Thankfully the proceedings are lightened up by the possibility of a romance between Shashi and her classmate Laurent (Mehdi Nebbou). So, kuch kuch hota hai or no? Watch the film to find out!
As Shashi’s English classes slowly wind up, her family joins her in NY and she is confused whether to carry on with her lessons or not. She questions her existence, her choices and her driving force and chooses a path. Which path? Go see the film to find out!
Sridevi’s comeback after 15 years is rocking with a role that suits her age and her experience. She is completely in character, knowing just when to hold back and when to emote. However, there could’ve been more scope for her to show her range of that incredible talent she has. Even her well-known dancing skills were not put to good use in the wedding song. But then, that’s demure Shashi for you who’s dancing, and not Sridevi! Kudos to both director and star for that restraint.
French-Arabic actor Nebbou plays a French cook who falls for the sari clad Indian damsel in distress – in this case, a married one. He is hot and his scenes with Sri are most natural, as he communicates with his eyes. Maybe we can see him in another Bollywood film? Sigh…
Bollywood’s legendary actor Amitabh Bachchan is loud and funny in his cameo in the film – hamming for some but likeable anyway.
English Vinglish loses pace in bits and pieces, which is unfortunate considering that it’s just over two hours long. Also, the climax is at a great Indian wedding, as it almost always is. But nevertheless, this one’s a one-time must-watch with the family and touches on old-fashioned values like love, respect for one another (gays included, it insists), courage and determination to get out of a rut and brace for a challenge, loyalty to a partner and confidence in the self. It also tells you to finish what you have started – whether it’s an English class or taking care of a family.
A sari-draped Indian housewife, who seems boring and old-fashioned to her Westernised Indian family, could be considered a stereotypical portrait. But the same sari-clad woman is seen as an exotic and charming lady from a foreigner’s point of view. And that, anyone who has travelled abroad will recognise – charming vignettes like these make the film real and rooted.
Director Shinde brings experiences from her surroundings on to celluloid in a nice way. A lot of the emotions have been depicted in movies and TV shows before, but it still seems new and the credit to that goes to Gauri, Sridevi, the other actors and the production team including Shinde’s husband, filmmaker and ad man R Balki.
Kudos to the music by Amit Trivedi and lyrics by Swanand Kirkire that seem so much a part of the film.

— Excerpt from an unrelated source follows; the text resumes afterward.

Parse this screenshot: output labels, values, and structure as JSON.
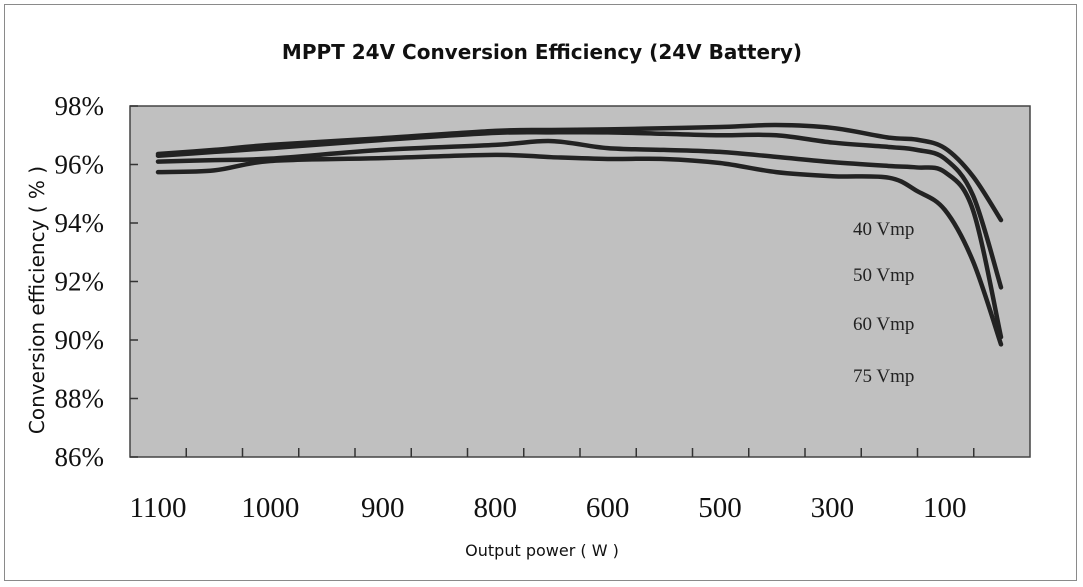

Nevertheless, in the end, Shashi chooses to ask for a Hindi newspaper in her flight back to India, almost as if she is dying to go back to her pre-New York life with her family. But her hubby (played naturally by Adil Hussain) looks on knowingly. So will Shashi embrace English and balance her old life with her new experiences? Or will she be content with the fact that she has been able to communicate her feelings to her loved ones – to tell them that she needs respect and not just love? That’s for you to interpret, but the film’s messages stay with you when you leave the theatre. And that’s a winner for Gauri Shinde and Sridevi!